Rabieta

En la gran constelación de las emociones, las más interesantes a veces son las más diminutivas. La media sonrisa, el guiño, el susto o el ‘asquete’ (ñé) son como amagos de estados mayores, pequeñas pinceladas en tonos pastel que, mal que les pese a los cofrades de la intensidad, acaban coloreando la mayor parte de nuestro día.

Así como el susto es un ‘miedo pequeño’ y soluble, temporalmente acotado, la risa momentánea se alza como un conato de alegría (la espuma de la ola) y el ‘asquete’ se antoja una repugnancia suave, casi divertida (una mueca). Estar ‘cansadito’ (suspiro) habla más de la expectativa del confort, o de una suave autocomplacencia, que de una fatiga real.

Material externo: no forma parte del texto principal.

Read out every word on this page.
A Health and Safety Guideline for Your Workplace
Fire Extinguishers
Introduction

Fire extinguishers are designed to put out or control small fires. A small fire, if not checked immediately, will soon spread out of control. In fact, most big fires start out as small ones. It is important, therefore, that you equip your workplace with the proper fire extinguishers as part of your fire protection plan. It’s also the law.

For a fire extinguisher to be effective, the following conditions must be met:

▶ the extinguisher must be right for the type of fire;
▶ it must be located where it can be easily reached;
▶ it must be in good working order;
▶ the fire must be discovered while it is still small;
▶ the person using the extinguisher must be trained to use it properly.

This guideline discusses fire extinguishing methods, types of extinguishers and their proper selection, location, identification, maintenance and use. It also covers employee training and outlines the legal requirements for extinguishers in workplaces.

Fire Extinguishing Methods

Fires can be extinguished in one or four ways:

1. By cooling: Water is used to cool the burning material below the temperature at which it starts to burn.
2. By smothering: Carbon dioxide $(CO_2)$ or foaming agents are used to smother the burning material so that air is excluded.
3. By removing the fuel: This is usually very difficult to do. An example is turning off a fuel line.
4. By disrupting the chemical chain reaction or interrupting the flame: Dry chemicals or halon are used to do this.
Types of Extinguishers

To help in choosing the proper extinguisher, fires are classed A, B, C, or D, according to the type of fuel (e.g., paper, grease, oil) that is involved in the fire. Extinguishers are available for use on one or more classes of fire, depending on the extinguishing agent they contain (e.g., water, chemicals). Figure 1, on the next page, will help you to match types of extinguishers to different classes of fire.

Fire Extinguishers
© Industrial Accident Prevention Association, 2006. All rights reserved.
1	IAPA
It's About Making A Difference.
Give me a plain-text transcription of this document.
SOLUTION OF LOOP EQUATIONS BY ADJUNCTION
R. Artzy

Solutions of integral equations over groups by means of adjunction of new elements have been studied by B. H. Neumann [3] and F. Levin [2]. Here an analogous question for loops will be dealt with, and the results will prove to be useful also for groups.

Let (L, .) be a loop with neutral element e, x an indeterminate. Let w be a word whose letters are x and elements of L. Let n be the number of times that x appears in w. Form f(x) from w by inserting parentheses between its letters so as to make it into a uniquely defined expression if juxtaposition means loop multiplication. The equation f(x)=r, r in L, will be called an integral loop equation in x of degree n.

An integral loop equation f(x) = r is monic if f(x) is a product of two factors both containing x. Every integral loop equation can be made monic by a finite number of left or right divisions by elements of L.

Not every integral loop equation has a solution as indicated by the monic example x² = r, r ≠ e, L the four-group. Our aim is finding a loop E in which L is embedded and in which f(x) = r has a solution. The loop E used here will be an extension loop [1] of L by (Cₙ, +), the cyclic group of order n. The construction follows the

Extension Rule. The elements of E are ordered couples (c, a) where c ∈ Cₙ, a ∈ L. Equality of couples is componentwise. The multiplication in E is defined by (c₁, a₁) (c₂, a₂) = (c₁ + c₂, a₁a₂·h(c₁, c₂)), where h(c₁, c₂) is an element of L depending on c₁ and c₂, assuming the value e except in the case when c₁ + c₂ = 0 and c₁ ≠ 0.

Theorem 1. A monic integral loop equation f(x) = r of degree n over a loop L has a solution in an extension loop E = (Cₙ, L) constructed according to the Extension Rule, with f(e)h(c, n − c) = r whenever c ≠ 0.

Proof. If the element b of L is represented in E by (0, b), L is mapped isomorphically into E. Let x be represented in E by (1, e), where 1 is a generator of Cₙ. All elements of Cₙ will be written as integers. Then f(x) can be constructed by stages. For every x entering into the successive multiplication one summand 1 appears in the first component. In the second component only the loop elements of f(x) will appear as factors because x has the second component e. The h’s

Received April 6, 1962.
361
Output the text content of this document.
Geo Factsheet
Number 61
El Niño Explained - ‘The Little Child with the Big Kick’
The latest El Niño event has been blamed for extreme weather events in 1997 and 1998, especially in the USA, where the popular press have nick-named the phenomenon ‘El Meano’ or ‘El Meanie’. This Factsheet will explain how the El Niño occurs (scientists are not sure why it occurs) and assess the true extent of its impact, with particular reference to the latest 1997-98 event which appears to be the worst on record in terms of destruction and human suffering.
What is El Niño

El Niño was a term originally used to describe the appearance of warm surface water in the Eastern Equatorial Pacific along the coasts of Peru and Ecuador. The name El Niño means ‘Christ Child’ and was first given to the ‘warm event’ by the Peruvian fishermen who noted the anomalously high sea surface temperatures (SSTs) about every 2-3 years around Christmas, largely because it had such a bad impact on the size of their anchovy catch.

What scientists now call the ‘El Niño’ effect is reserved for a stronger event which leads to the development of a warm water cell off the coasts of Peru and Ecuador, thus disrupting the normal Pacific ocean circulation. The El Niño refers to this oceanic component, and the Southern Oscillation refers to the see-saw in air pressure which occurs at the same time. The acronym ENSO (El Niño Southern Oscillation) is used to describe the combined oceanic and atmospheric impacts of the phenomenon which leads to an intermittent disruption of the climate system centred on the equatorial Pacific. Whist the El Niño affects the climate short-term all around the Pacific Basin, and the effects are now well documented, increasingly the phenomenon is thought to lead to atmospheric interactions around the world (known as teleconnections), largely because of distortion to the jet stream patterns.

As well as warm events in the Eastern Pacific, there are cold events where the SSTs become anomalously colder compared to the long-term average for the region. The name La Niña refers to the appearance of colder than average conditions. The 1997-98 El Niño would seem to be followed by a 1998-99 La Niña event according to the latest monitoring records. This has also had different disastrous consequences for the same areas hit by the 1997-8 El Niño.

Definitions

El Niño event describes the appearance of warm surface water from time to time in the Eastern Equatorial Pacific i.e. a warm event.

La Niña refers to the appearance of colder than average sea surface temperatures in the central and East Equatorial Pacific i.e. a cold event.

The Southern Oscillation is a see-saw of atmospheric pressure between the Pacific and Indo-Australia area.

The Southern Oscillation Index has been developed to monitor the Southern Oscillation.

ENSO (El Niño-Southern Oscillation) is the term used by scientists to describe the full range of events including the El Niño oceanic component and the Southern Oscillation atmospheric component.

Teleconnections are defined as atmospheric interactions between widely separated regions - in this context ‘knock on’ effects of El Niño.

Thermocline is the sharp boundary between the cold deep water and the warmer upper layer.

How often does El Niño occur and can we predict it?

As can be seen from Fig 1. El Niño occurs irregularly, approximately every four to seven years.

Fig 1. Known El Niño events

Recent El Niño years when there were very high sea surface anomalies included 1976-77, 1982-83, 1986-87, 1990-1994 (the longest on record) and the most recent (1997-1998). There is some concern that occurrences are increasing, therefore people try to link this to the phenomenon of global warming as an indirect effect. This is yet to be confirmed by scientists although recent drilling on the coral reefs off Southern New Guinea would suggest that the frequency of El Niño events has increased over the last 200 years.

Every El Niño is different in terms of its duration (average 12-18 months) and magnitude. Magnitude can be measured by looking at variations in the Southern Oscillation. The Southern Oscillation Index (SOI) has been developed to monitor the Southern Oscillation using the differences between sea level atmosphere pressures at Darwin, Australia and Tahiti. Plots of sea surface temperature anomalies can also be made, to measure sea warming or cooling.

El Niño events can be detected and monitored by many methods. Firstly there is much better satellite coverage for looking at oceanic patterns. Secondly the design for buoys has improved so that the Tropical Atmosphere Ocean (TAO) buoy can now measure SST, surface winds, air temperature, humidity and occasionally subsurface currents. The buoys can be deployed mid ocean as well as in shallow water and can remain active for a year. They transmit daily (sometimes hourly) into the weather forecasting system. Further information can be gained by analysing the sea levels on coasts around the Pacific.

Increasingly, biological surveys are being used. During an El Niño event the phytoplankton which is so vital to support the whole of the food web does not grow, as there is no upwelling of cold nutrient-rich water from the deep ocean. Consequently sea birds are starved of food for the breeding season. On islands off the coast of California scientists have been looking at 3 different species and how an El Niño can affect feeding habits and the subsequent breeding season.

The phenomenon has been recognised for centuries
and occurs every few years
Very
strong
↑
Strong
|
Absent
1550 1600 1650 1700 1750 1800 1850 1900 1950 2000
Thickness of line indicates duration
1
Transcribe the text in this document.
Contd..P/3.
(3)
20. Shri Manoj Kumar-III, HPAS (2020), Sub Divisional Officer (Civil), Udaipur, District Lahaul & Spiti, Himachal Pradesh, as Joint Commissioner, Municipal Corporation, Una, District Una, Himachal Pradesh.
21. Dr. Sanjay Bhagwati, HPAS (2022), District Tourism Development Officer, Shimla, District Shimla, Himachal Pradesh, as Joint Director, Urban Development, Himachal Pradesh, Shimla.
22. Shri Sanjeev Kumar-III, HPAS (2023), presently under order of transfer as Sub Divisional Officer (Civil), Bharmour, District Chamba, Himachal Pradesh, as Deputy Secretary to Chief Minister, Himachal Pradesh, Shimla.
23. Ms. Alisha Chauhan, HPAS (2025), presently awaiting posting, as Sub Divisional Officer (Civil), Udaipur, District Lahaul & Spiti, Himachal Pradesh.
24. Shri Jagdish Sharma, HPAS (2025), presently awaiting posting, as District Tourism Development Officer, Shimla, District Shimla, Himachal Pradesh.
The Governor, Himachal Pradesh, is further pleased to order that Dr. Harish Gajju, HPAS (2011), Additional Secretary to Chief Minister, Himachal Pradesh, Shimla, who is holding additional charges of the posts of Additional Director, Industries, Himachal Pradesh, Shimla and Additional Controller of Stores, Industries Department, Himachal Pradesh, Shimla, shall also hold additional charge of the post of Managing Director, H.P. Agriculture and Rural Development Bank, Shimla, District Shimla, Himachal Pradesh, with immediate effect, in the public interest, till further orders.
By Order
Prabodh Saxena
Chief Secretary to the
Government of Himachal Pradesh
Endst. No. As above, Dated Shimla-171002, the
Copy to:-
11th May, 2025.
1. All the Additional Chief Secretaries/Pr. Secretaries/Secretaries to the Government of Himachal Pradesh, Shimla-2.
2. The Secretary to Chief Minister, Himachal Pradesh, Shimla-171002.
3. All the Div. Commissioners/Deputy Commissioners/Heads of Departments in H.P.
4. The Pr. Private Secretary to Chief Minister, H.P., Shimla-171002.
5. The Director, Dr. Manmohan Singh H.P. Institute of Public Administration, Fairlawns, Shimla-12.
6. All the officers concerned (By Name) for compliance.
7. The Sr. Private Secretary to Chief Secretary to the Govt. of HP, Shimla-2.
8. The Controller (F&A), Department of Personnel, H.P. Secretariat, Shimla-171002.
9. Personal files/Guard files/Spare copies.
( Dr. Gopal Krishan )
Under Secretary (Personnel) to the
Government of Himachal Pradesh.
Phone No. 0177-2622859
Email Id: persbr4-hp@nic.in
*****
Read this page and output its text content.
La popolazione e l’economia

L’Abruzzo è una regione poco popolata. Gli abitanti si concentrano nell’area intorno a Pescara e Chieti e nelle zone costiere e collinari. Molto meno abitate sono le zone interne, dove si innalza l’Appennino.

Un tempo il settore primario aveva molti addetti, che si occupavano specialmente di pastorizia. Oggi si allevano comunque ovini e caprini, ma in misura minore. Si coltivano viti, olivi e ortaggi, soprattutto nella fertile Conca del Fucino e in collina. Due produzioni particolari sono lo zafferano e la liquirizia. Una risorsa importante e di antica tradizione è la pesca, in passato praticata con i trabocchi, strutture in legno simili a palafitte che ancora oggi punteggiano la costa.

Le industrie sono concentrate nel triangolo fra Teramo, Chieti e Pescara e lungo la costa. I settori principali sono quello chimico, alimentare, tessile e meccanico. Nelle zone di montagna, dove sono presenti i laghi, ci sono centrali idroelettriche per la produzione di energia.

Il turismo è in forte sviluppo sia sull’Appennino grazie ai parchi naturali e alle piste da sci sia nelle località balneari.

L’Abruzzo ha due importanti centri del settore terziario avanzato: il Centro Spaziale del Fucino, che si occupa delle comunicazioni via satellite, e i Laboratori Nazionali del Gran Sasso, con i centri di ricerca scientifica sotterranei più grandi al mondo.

Entre todas estas versiones ‘baby’ de los sentimientos, hay una especialmente interesante, porque la practican precisamente los más pequeños, o los que se hacen como ellos: la rabieta. La rabieta o pataleta es esa homeopática proyección de enfado que busca llamar la atención sobre el sujeto. A pesar de las intenciones del autor, suele generar condescendencia (“ya se le pasará”).

Según el psicoanalista Massimo Recalcati (‘Las manos de la madre’), la rabieta infantil surge como una primera protesta contra el statu quo: frente a la omnipotencia de mamá, mi rabia en miniatura, mi territorial derecho a ser yo mismo, mi vanidad de Aladino que ya no quiere depender del Genio. 

La situación apenas importa: una comida así o asá, un columpio donde no me puedo subir o un camino que no quiero recorrer no son más que pretextos, palancas para crear espacios de disidencia y autoafirmación. Puesto que no tengo la fuerza, exhibo mi fragilidad con impertinencia: pataleo en el suelo, frunzo el ceño o aguanto ridículamente la respiración, como el niño hispano de Astérix.

El enrabietado es un avezado teatralizador de la violencia, y su comedia se asemeja a un escozor autoinducido: se ‘pica’ con facilidad, abraza sin dudar cualquier provocación arácnida (¡chincha, rabiña!) y se crece con ella. ¿Y si Spiderman andara más cerca de lo que creemos?